Nel complesso, a nostro avviso, la situazione attuale è molto simile al 2016, quando la crescita globale rallentava a seguito della recessione cinese, sollevando interrogativi sul rischio di recessione statunitense e sulla sostenibilità del ciclo economico. Il rischio deflazione era in aumento, soprattutto in Europa. Il sentiment dei mercati è rimasto fragile, trainato dal forte calo dei prezzi dell’energia e dalla debolezza del settore delle materie prime. La Fed aveva posticipato la normalizzazione da marzo a dicembre 2016 e la Cina aveva avviato uno stimolo a sostegno della propria economia. Di conseguenza, i paesi emergenti si ripresero, seguiti dall’Europa. Alla fine, il ciclo economico globale si è salvato e la crescita è proseguita per alcuni anni.

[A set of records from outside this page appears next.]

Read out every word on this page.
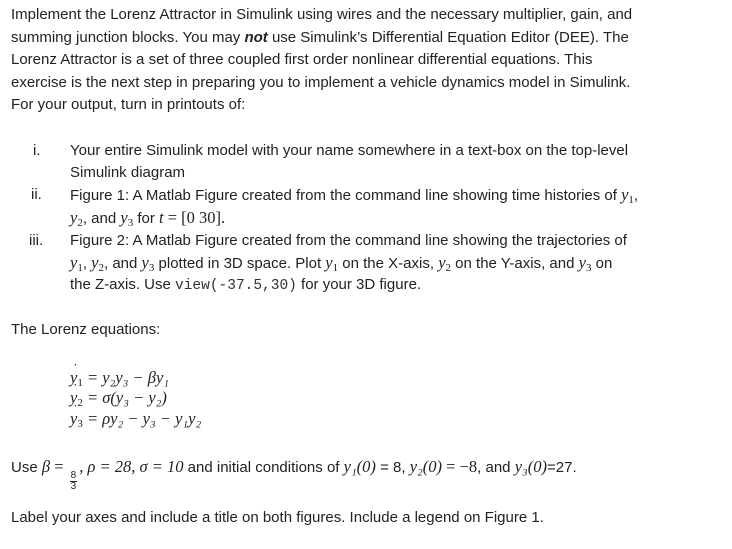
Implement the Lorenz Attractor in Simulink using wires and the necessary multiplier, gain, and

summing junction blocks. You may not use Simulink’s Differential Equation Editor (DEE). The

Lorenz Attractor is a set of three coupled first order nonlinear differential equations. This

exercise is the next step in preparing you to implement a vehicle dynamics model in Simulink.

For your output, turn in printouts of:

i.	Your entire Simulink model with your name somewhere in a text-box on the top-level
Simulink diagram
ii.	Figure 1: A Matlab Figure created from the command line showing time histories of $y_1$,
$y_2$, and $y_3$ for t = [0 30].
iii.	Figure 2: A Matlab Figure created from the command line showing the trajectories of
$y_1$, $y_2$, and $y_3$ plotted in 3D space. Plot $y_1$ on the X-axis, $y_2$ on the Y-axis, and $y_3$ on
the Z-axis. Use view(-37.5,30) for your 3D figure.

The Lorenz equations:

˙ $y_1 = y_2y_3 - \beta y_1$
˙ $y_2 = \sigma(y_3 - y_2)$
˙ $y_3 = \rho y_2 - y_3 - y_1y_2$

Use β =
$\frac{8}{3}$
, ρ = 28, σ = 10 and initial conditions of y₁(0) = 8, y₂(0) = −8, and y₃(0)=27.

Label your axes and include a title on both figures. Include a legend on Figure 1.
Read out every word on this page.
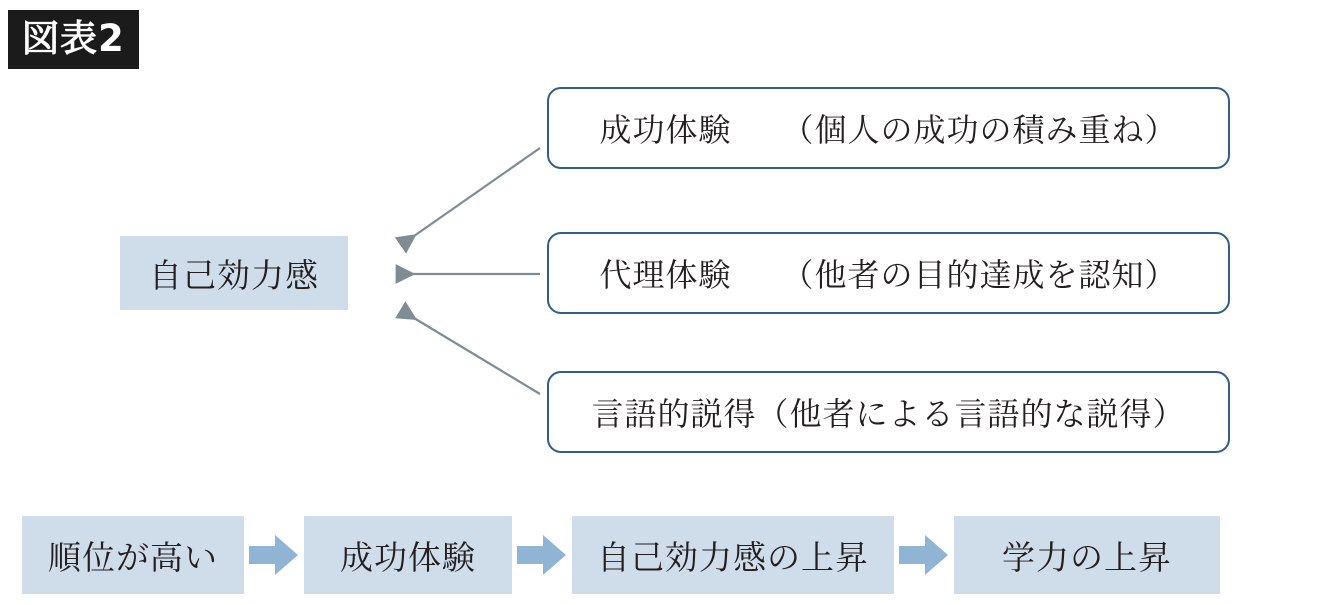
図表2
自己効力感
成功体験　　（個人の成功の積み重ね）
代理体験　　（他者の目的達成を認知）
言語的説得（他者による言語的な説得）
順位が高い	成功体験	自己効力感の上昇	学力の上昇
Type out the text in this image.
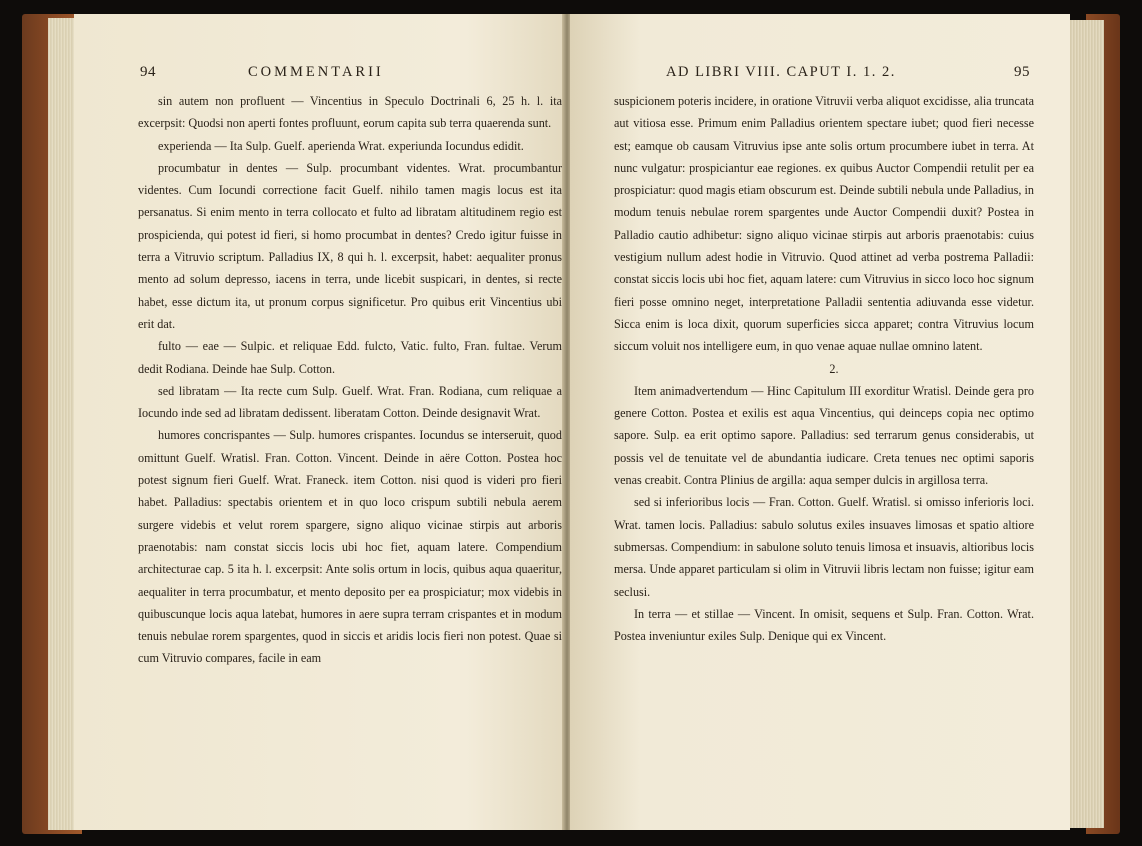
94	COMMENTARII

sin autem non profluent — Vincentius in Speculo Doctrinali 6, 25 h. l. ita excerpsit: Quodsi non aperti fontes profluunt, eorum capita sub terra quaerenda sunt.

experienda — Ita Sulp. Guelf. aperienda Wrat. experiunda Iocundus edidit.

procumbatur in dentes — Sulp. procumbant videntes. Wrat. procumbantur videntes. Cum Iocundi correctione facit Guelf. nihilo tamen magis locus est ita persanatus. Si enim mento in terra collocato et fulto ad libratam altitudinem regio est prospicienda, qui potest id fieri, si homo procumbat in dentes? Credo igitur fuisse in terra a Vitruvio scriptum. Palladius IX, 8 qui h. l. excerpsit, habet: aequaliter pronus mento ad solum depresso, iacens in terra, unde licebit suspicari, in dentes, si recte habet, esse dictum ita, ut pronum corpus significetur. Pro quibus erit Vincentius ubi erit dat.

fulto — eae — Sulpic. et reliquae Edd. fulcto, Vatic. fulto, Fran. fultae. Verum dedit Rodiana. Deinde hae Sulp. Cotton.

sed libratam — Ita recte cum Sulp. Guelf. Wrat. Fran. Rodiana, cum reliquae a Iocundo inde sed ad libratam dedissent. liberatam Cotton. Deinde designavit Wrat.

humores concrispantes — Sulp. humores crispantes. Iocundus se interseruit, quod omittunt Guelf. Wratisl. Fran. Cotton. Vincent. Deinde in aëre Cotton. Postea hoc potest signum fieri Guelf. Wrat. Franeck. item Cotton. nisi quod is videri pro fieri habet. Palladius: spectabis orientem et in quo loco crispum subtili nebula aerem surgere videbis et velut rorem spargere, signo aliquo vicinae stirpis aut arboris praenotabis: nam constat siccis locis ubi hoc fiet, aquam latere. Compendium architecturae cap. 5 ita h. l. excerpsit: Ante solis ortum in locis, quibus aqua quaeritur, aequaliter in terra procumbatur, et mento deposito per ea prospiciatur; mox videbis in quibuscunque locis aqua latebat, humores in aere supra terram crispantes et in modum tenuis nebulae rorem spargentes, quod in siccis et aridis locis fieri non potest. Quae si cum Vitruvio compares, facile in eam

AD LIBRI VIII. CAPUT I. 1. 2.	95

suspicionem poteris incidere, in oratione Vitruvii verba aliquot excidisse, alia truncata aut vitiosa esse. Primum enim Palladius orientem spectare iubet; quod fieri necesse est; eamque ob causam Vitruvius ipse ante solis ortum procumbere iubet in terra. At nunc vulgatur: prospiciantur eae regiones. ex quibus Auctor Compendii retulit per ea prospiciatur: quod magis etiam obscurum est. Deinde subtili nebula unde Palladius, in modum tenuis nebulae rorem spargentes unde Auctor Compendii duxit? Postea in Palladio cautio adhibetur: signo aliquo vicinae stirpis aut arboris praenotabis: cuius vestigium nullum adest hodie in Vitruvio. Quod attinet ad verba postrema Palladii: constat siccis locis ubi hoc fiet, aquam latere: cum Vitruvius in sicco loco hoc signum fieri posse omnino neget, interpretatione Palladii sententia adiuvanda esse videtur. Sicca enim is loca dixit, quorum superficies sicca apparet; contra Vitruvius locum siccum voluit nos intelligere eum, in quo venae aquae nullae omnino latent.

2.

Item animadvertendum — Hinc Capitulum III exorditur Wratisl. Deinde gera pro genere Cotton. Postea et exilis est aqua Vincentius, qui deinceps copia nec optimo sapore. Sulp. ea erit optimo sapore. Palladius: sed terrarum genus considerabis, ut possis vel de tenuitate vel de abundantia iudicare. Creta tenues nec optimi saporis venas creabit. Contra Plinius de argilla: aqua semper dulcis in argillosa terra.

sed si inferioribus locis — Fran. Cotton. Guelf. Wratisl. si omisso inferioris loci. Wrat. tamen locis. Palladius: sabulo solutus exiles insuaves limosas et spatio altiore submersas. Compendium: in sabulone soluto tenuis limosa et insuavis, altioribus locis mersa. Unde apparet particulam si olim in Vitruvii libris lectam non fuisse; igitur eam seclusi.

In terra — et stillae — Vincent. In omisit, sequens et Sulp. Fran. Cotton. Wrat. Postea inveniuntur exiles Sulp. Denique qui ex Vincent.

Non riteniamo che l’attuale ciclo economico si potrà protrarre ancora per anni. Tuttavia, le preoccupazioni per l’imminente recessione innescata dall’inversione della curva dei rendimenti in alcuni paesi sono eccessive e sopravvalutano il rischio recessione nel breve termine. Pertanto, continuiamo a sovrappesare gli asset rischiosi con alcune coperture, piuttosto che ridurre il rischio complessivo di portafoglio aumentando la cash exposure.
A partire dalla crisi finanziaria stiamo vivendo una nuova era di normalità, chiamata “stagnazione secolare”. Sebbene le cause siano fonte di dibattito, il contesto attuale è caratterizzato da una bassa crescita globale e da una moderata pressione inflazionistica con un crescente rischio deflazione in alcuni paesi sviluppati. Il Giappone ha vissuto in questo contesto economico per oltre vent’anni.

Nel periodo (2000-2019), l’indice Barclays Global Aggregate Japan ha conseguito una performance annualizzata del 2% con una volatilità effettiva del 2,2%, più attraente rispetto alle azioni giapponesi che hanno ottenuto una performance annualizzata più elevata (2,9%) ma con un rischio molto più elevato (19% di volatilità effettiva). Una lezione che dovremmo imparare dal Paese del Sol Levante per essere pronti alla “Grande Giapponizzazione” è che, nonostante rendimenti molto bassi o negativi, il rendimento complessivo dei titoli sovrani è rimasto positivo e ha fornito un interessante Sharpe ratio. Ciò potrebbe essere contro intuitivo ma utile da sapere per evitare in futuro di “perdersi nella traduzione” e in territori inesplorati.